AK PARTİ EN ÇOK KARARSIZ SEÇMENDEN KORKUYOR: Kararsız seçmen kitlesi oluştu. O kararsız seçmenlerin dağıtılması gibi bir kavram var, en yüksek oya tekabül eden siyasi yapıya en fazlası konuyor. Halbuki koptuğu yer orası. Eğer hiç karasızı dağıtmadan baktığınız zaman gerçekten ciddi bir düşüş var. En fazlası da AK Parti seçmeninden.

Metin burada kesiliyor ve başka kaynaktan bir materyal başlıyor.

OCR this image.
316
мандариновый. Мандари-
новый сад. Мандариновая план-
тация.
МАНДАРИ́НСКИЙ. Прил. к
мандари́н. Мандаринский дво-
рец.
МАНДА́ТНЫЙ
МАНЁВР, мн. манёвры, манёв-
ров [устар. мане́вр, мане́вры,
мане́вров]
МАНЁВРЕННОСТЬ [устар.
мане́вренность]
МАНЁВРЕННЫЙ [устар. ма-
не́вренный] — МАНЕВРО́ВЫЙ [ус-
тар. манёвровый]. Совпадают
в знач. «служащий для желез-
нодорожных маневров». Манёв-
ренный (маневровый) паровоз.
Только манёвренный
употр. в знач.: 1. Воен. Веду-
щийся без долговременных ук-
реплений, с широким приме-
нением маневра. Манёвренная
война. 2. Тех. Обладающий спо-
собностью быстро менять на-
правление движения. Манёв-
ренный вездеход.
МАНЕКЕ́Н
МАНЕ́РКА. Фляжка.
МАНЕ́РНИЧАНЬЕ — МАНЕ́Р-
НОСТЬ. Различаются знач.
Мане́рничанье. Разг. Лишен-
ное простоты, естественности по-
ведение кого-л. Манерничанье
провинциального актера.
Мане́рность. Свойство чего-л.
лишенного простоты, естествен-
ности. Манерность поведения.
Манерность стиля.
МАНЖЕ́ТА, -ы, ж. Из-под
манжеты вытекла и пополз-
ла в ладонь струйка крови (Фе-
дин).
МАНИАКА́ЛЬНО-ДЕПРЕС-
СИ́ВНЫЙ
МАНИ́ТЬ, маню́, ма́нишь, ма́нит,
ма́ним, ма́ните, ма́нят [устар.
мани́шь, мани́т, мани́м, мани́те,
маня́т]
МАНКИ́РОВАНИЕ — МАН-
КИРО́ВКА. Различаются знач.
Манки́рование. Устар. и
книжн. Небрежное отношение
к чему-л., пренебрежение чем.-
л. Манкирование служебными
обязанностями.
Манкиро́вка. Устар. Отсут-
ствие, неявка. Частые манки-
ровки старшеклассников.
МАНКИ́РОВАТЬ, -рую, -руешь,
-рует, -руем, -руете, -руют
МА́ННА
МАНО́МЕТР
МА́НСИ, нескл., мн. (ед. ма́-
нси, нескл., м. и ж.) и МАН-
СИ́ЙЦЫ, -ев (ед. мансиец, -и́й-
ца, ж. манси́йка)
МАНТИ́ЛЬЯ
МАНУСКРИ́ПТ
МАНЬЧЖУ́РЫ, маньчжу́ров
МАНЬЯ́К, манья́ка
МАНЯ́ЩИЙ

ÖZDAĞ GELDİ ANLATTI, BİLGİ BELGE YOK: (İYİ Parti’den ihraç edilen İstanbul Milletvekili Ümit Özdağ) Sayın Özdağ benimle görüşmeye geldi, fezlekesinden dolayı grup başkanı olmak istediğini söyledi ben de ‘hayır’ demedim. Buğra Kavuncu’nun FETÖ’cü olduğunu söyledi ve gitti. Sonra aradım kendisini siz bana elinizdeki belgeleri bilgileri getirin ben gereğini yapacağım. Bir pazar günü Sayın Özdağ geldi anlattı bana, belge bilgi yok, sadece anlattı, ben de bir A4 kâğıt çıkardım tek tek yazdım. ‘Nereden aldınız bu bilgileri? ‘MİT’ten aldım, askeriyeden jandarmadan aldım’ dedi. Bu servis yapan alanları aradım ve kurumlardan çıkmış olduğu iddia edilenleri sordum. Türkiye’de devleti çok fazla kutsayan arkadaşlarımızın devletin d’sinden haberi yok. İki kişi devletin bana doğru bilgi vermeyeceğini iddia etti, biri Sayın Özdağ biri, Doğu Perinçek, bu çok ilginç. Devlet yalancı mı? Devlet veremeyeceği bilgiyi söyler. Bana İçişleri Bakanlığı’ndan aldım deseydi ben Sayın Süleyman Soylu’yu da arardım. İspat et diyorsunuz ispat edemiyorsunuz. Bu demokrasi değildir. Sayın Özdağ elindeki bilgileri çıkıp mahkemeye vermek zorundadır.